Elektromobilität: Porsche geht an die Börse
Geld für neue Elektroautos: Der Sportwagenhersteller Porsche geht an die Börse. Ein Teil der Aktien könnte bereits Ende des Monats am Finanzmarkt gehandelt werden.
Der Autokonzern Volkswagen (VW), zu dem Porsche gehört, und die Porsche-Dachgesellschaft Porsche SE (PSE) planten den Börsengang seit Anfang des Jahres. Der Aufsichtsrat von VW stimmte dem Vorhaben nun zu. Der Börsengang sei für Ende September oder Anfang Oktober in Frankfurt geplant, teilte Porsche mit(öffnet im neuen Fenster).
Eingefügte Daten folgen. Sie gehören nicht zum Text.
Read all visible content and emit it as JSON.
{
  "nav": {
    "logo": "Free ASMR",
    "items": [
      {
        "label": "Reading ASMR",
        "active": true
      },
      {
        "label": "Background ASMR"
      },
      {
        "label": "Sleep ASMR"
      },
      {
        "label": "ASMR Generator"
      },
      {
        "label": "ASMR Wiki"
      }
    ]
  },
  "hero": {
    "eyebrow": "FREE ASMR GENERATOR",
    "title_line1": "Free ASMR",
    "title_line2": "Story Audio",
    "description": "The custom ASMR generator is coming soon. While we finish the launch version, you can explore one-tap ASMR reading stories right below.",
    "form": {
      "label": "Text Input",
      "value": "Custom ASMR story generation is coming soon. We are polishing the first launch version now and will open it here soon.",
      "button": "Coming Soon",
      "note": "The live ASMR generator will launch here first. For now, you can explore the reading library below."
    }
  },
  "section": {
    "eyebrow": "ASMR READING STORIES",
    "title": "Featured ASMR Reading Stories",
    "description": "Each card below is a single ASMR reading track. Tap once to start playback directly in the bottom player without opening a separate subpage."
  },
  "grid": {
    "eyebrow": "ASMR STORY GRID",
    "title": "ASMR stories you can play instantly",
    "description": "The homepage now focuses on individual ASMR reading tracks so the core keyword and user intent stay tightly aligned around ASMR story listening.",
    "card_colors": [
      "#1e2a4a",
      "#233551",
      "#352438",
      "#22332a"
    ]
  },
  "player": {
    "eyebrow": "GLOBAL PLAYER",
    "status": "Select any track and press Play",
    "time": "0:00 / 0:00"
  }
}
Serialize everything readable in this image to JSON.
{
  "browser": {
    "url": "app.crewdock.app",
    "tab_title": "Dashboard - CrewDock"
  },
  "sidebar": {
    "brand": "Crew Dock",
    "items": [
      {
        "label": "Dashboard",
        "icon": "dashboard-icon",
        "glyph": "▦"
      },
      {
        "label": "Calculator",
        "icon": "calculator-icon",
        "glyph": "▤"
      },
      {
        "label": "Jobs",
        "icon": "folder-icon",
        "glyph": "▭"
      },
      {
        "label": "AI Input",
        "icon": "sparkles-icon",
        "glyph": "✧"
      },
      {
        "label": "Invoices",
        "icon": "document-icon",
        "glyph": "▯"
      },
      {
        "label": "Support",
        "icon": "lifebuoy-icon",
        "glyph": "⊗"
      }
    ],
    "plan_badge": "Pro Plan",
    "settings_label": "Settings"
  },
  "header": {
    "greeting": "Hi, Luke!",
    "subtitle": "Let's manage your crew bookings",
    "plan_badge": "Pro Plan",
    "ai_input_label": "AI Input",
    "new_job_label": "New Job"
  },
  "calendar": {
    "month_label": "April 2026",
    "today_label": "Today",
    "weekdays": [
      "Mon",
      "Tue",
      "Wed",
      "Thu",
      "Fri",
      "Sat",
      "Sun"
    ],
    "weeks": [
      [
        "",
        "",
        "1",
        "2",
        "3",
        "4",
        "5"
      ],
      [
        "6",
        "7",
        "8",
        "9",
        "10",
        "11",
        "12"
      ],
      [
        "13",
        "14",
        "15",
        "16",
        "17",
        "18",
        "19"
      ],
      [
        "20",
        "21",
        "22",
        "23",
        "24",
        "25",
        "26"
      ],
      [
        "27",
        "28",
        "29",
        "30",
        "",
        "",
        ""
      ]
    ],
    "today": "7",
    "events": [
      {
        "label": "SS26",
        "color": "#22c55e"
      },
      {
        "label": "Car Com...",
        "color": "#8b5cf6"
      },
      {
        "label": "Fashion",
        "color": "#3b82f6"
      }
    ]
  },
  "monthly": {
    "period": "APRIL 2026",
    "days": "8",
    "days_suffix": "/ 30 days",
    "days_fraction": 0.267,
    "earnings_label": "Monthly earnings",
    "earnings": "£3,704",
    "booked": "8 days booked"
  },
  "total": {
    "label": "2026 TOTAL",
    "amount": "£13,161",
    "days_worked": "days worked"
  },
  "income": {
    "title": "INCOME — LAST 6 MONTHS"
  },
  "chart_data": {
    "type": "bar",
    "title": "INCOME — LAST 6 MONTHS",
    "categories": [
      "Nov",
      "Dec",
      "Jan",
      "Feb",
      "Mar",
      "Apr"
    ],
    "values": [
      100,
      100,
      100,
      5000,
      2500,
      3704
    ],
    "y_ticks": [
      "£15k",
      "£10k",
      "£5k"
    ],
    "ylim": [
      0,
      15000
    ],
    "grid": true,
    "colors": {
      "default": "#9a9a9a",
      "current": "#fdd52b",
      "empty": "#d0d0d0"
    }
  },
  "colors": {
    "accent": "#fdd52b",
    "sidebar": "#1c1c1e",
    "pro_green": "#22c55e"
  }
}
Für den Börsengang sei das Grundkapital von Porsche in 50 Prozent Vorzugsaktien und 50 Prozent Stammaktien unterteilt worden. Bis zu 25 Prozent, also bis zu einem Achtel der Gesamtanteile, sollen in Umlauf gebracht werden. Es solle "ein signifikanter Streubesitz geschaffen" sowie "eine hohe Liquidität im Sekundärmarkt für die Aktien der Porsche AG ermöglicht werden". PSE soll eine Sperrminorität von 25 Prozent plus einer Aktie halten.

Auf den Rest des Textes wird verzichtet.